Mi chiamo Nebez e vengo da un posto noto come Kurdistan siriano.

Ho negli occhi ciò che gli stessi non potranno dimenticare e nel cuore la mia terra che muore.

Sono rimasto chiuso in un centro di accoglienza per trecentoundici giorni.

Ho letto che ai sensi dell’articolo 1 della Convenzione di Ginevra del 1951 sono “chi temendo a ragione di essere perseguitato per motivi di razza, religione, nazionalità, appartenenza ad un determinato gruppo sociale o per le sue opinioni politiche, si trova fuori del Paese di cui è cittadino e non può o non vuole, a causa di questo timore, avvalersi della protezione di questo Paese; oppure che, non avendo una cittadinanza e trovandosi fuori del Paese in cui aveva residenza abituale a seguito di siffatti avvenimenti, non può o non vuole tornarvi per il timore di cui sopra“.

Non posso e non voglio.

Le commissioni territoriali per il riconoscimento della protezione internazionale devono svolgere l’audizione per il riconoscimento dell’asilo entro 30 giorni dalla presentazione della domanda e decidere nei successivi tre giorni.

Dopo trecentoundici giorni mi hanno detto che sono finalmente un rifugiato.

Mi chiamo Nebez.

Non sono più chiuso.

Ora sono Nebez il rifugiato.

Guardo le foto dei miei cari e qualche volta sfoglio il libro di storie e leggende del mio popolo.

Ho trovato lavoro.

Una piccola azienda agricola mi ha offerto la possibilità di sentirmi nuovamente uomo.

Mi alzo la mattina alle 5,00 e torno a casa al tramonto.

Non smetterò mai di meravigliarmi del silenzio della notte.

È bello il silenzio.

È bello non avere paura della notte.

A Rojava avevo paura di addormentarti.

Avevo paura anche di non poterlo fare più.

Nel buio pregavo.

Ringraziavo il mio Dio perché quel giorno mi aveva risparmiato.

Ringraziavo anche quello degli altri per aver fatto altrettanto.

Continuo a pregare anche qui. Forse dove non c’è la guerra è più facile trovare Dio.

Avevo 12 anni e lo ricordo ancora quel Nawrūz.

La festa della primavera.

Bijí Newroz!” (che il Nawrūz duri a lungo!).
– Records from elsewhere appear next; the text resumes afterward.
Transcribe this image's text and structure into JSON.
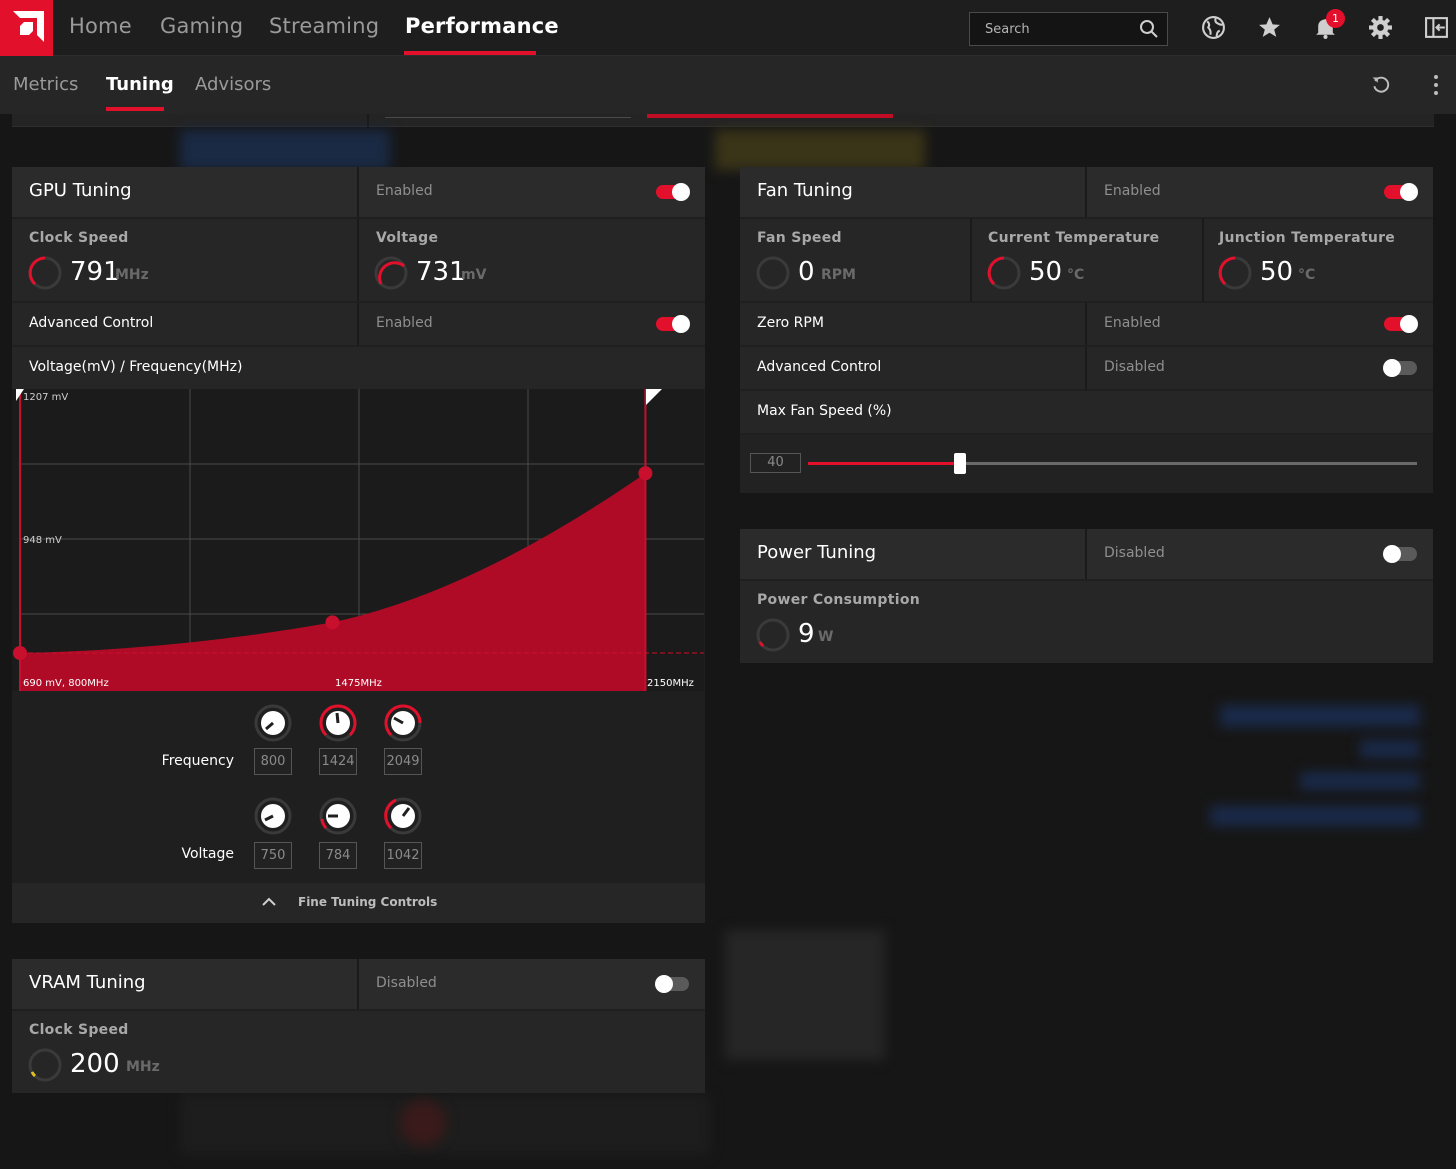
{
  "nav": {
    "tabs": [
      {
        "label": "Home"
      },
      {
        "label": "Gaming"
      },
      {
        "label": "Streaming"
      },
      {
        "label": "Performance"
      }
    ],
    "search_placeholder": "Search",
    "notification_count": "1"
  },
  "subnav": {
    "tabs": [
      {
        "label": "Metrics"
      },
      {
        "label": "Tuning"
      },
      {
        "label": "Advisors"
      }
    ]
  },
  "gpu_tuning": {
    "title": "GPU Tuning",
    "status": "Enabled",
    "enabled": true,
    "clock_speed": {
      "label": "Clock Speed",
      "value": "791",
      "unit": "MHz"
    },
    "voltage": {
      "label": "Voltage",
      "value": "731",
      "unit": "mV"
    },
    "advanced_control": {
      "label": "Advanced Control",
      "status": "Enabled",
      "enabled": true
    },
    "curve_title": "Voltage(mV) / Frequency(MHz)",
    "chart_labels": {
      "top_left": "1207 mV",
      "mid_left": "948 mV",
      "bottom_left": "690 mV, 800MHz",
      "bottom_mid": "1475MHz",
      "bottom_right": "2150MHz"
    },
    "frequency_label": "Frequency",
    "voltage_label": "Voltage",
    "frequency_values": [
      "800",
      "1424",
      "2049"
    ],
    "voltage_values": [
      "750",
      "784",
      "1042"
    ],
    "fine_tuning_label": "Fine Tuning Controls"
  },
  "chart_data": {
    "type": "area",
    "title": "Voltage(mV) / Frequency(MHz)",
    "xlabel": "Frequency (MHz)",
    "ylabel": "Voltage (mV)",
    "xlim": [
      800,
      2150
    ],
    "ylim": [
      690,
      1207
    ],
    "points": [
      {
        "x": 800,
        "y": 690
      },
      {
        "x": 1424,
        "y": 750
      },
      {
        "x": 2049,
        "y": 1042
      }
    ],
    "color": "#c8102e"
  },
  "fan_tuning": {
    "title": "Fan Tuning",
    "status": "Enabled",
    "enabled": true,
    "fan_speed": {
      "label": "Fan Speed",
      "value": "0",
      "unit": "RPM"
    },
    "current_temp": {
      "label": "Current Temperature",
      "value": "50",
      "unit": "°C"
    },
    "junction_temp": {
      "label": "Junction Temperature",
      "value": "50",
      "unit": "°C"
    },
    "zero_rpm": {
      "label": "Zero RPM",
      "status": "Enabled",
      "enabled": true
    },
    "advanced_control": {
      "label": "Advanced Control",
      "status": "Disabled",
      "enabled": false
    },
    "max_fan_speed": {
      "label": "Max Fan Speed (%)",
      "value": "40",
      "fraction": 0.25
    }
  },
  "power_tuning": {
    "title": "Power Tuning",
    "status": "Disabled",
    "enabled": false,
    "power_consumption": {
      "label": "Power Consumption",
      "value": "9",
      "unit": "W"
    }
  },
  "vram_tuning": {
    "title": "VRAM Tuning",
    "status": "Disabled",
    "enabled": false,
    "clock_speed": {
      "label": "Clock Speed",
      "value": "200",
      "unit": "MHz"
    }
  },
  "colors": {
    "accent": "#e3102c",
    "panel": "#262626",
    "background": "#161616",
    "vram_gauge": "#e0c020"
  }
}
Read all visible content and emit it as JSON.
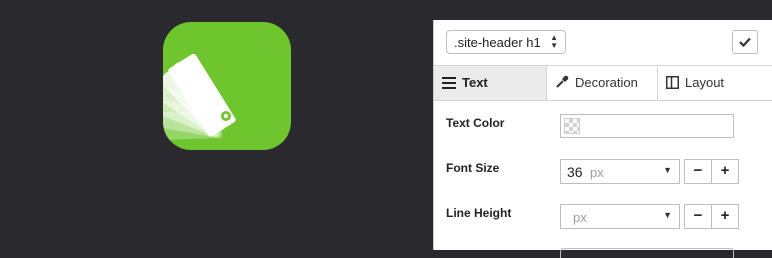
{
  "app_icon": {
    "name": "swatch-app-icon",
    "color": "#6ec52e"
  },
  "panel": {
    "selector": {
      "value": ".site-header h1"
    },
    "tabs": [
      {
        "label": "Text",
        "icon": "text-align-icon",
        "active": true
      },
      {
        "label": "Decoration",
        "icon": "eyedropper-icon",
        "active": false
      },
      {
        "label": "Layout",
        "icon": "layout-columns-icon",
        "active": false
      }
    ],
    "properties": {
      "text_color": {
        "label": "Text Color"
      },
      "font_size": {
        "label": "Font Size",
        "value": "36",
        "unit": "px",
        "minus": "−",
        "plus": "+"
      },
      "line_height": {
        "label": "Line Height",
        "value": "",
        "unit": "px",
        "minus": "−",
        "plus": "+"
      }
    }
  }
}
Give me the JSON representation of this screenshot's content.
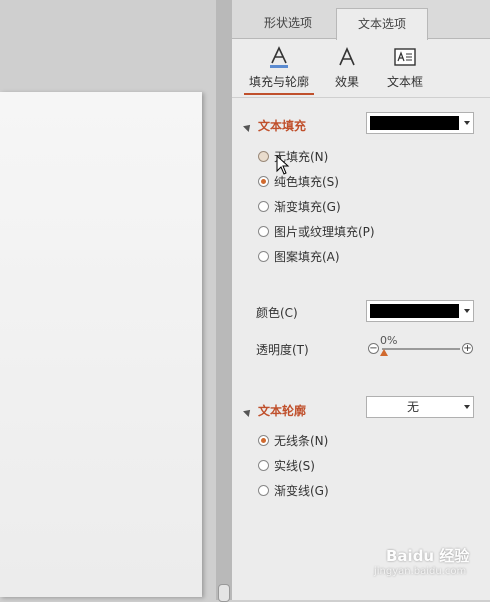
{
  "tabs": {
    "shape_options": "形状选项",
    "text_options": "文本选项"
  },
  "subtabs": {
    "fill_outline": "填充与轮廓",
    "effects": "效果",
    "textbox": "文本框"
  },
  "text_fill": {
    "heading": "文本填充",
    "color_swatch": "#000000",
    "options": [
      {
        "label": "无填充(N)",
        "selected": false
      },
      {
        "label": "纯色填充(S)",
        "selected": true
      },
      {
        "label": "渐变填充(G)",
        "selected": false
      },
      {
        "label": "图片或纹理填充(P)",
        "selected": false
      },
      {
        "label": "图案填充(A)",
        "selected": false
      }
    ],
    "color_label": "颜色(C)",
    "transparency_label": "透明度(T)",
    "transparency_value": "0%"
  },
  "text_outline": {
    "heading": "文本轮廓",
    "dropdown_value": "无",
    "options": [
      {
        "label": "无线条(N)",
        "selected": true
      },
      {
        "label": "实线(S)",
        "selected": false
      },
      {
        "label": "渐变线(G)",
        "selected": false
      }
    ]
  },
  "watermark": {
    "brand": "Baidu 经验",
    "url": "jingyan.baidu.com"
  },
  "colors": {
    "accent": "#c0502c",
    "radio_selected": "#d0692e"
  }
}
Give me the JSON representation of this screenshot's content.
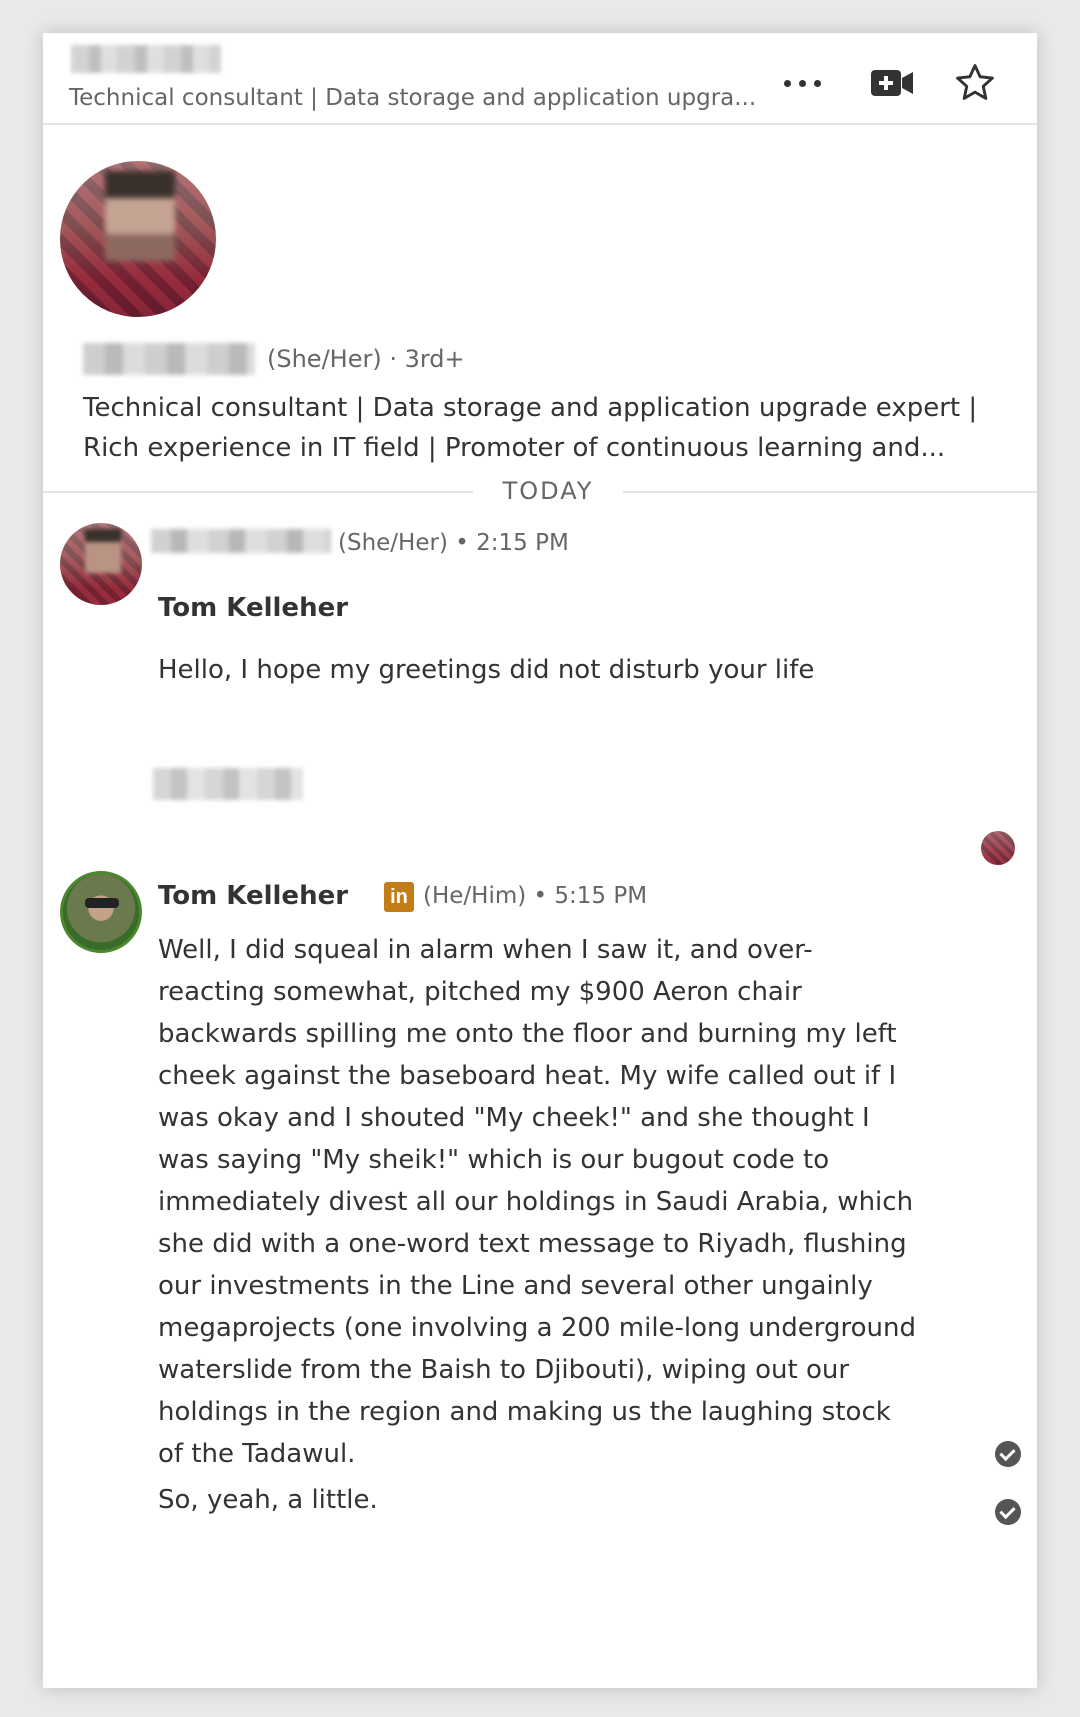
{
  "header": {
    "subtitle": "Technical consultant | Data storage and application upgra...",
    "icons": [
      "more-icon",
      "video-call-icon",
      "star-icon"
    ]
  },
  "profile": {
    "meta": "(She/Her) · 3rd+",
    "headline": "Technical consultant | Data storage and application upgrade expert | Rich experience in IT field | Promoter of continuous learning and..."
  },
  "divider": {
    "label": "TODAY"
  },
  "messages": [
    {
      "meta": "(She/Her) • 2:15 PM",
      "recipient_line": "Tom Kelleher",
      "text": "Hello, I hope my greetings did not disturb your life"
    },
    {
      "sender": "Tom Kelleher",
      "badge": "in",
      "meta": "(He/Him) • 5:15 PM",
      "text": "Well, I did squeal in alarm when I saw it, and over-reacting somewhat, pitched my $900 Aeron chair backwards spilling me onto the floor and burning my left cheek against the baseboard heat.  My wife called out if I was okay and I shouted \"My cheek!\" and she thought I was saying \"My sheik!\" which is our bugout code to immediately divest all our holdings in Saudi Arabia, which she did with a one-word text message to Riyadh, flushing our investments in the Line and several other ungainly megaprojects (one involving a 200 mile-long underground waterslide from the Baish to Djibouti), wiping out our holdings in the region and making us the laughing stock of the Tadawul.",
      "followup": "So, yeah, a little."
    }
  ],
  "colors": {
    "linkedin_badge": "#c37d16",
    "text": "#333333",
    "muted": "#666666"
  }
}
Le donne vestite con abiti dai colori sgargianti e gli uomini, tra loro anche mio padre, sventolavano bandiere con i colori del mio popolo.

Tutto intorno il profumo del bulgur al sugo di verdure.

All’improvviso un grande rumore.

Le urla dei bambini.

Lo sgomento sul volto delle madri.

Presero a correre.

Da qualche parte dovevano fuggire.

Dove? Non importava.

Correvano.

Mi ritrovai a terra e quando mi rialzai capii che mio padre non avrebbe fatto altrettanto.

«Nebez… Va via da qui.»

Le sue ultime parole.

Il mio nome e una prescrizione.

Le uniche cose che riuscì a dire riverso sulla bandiera con i colori del mio popolo: il verde, il giallo e tanto, troppo rosso.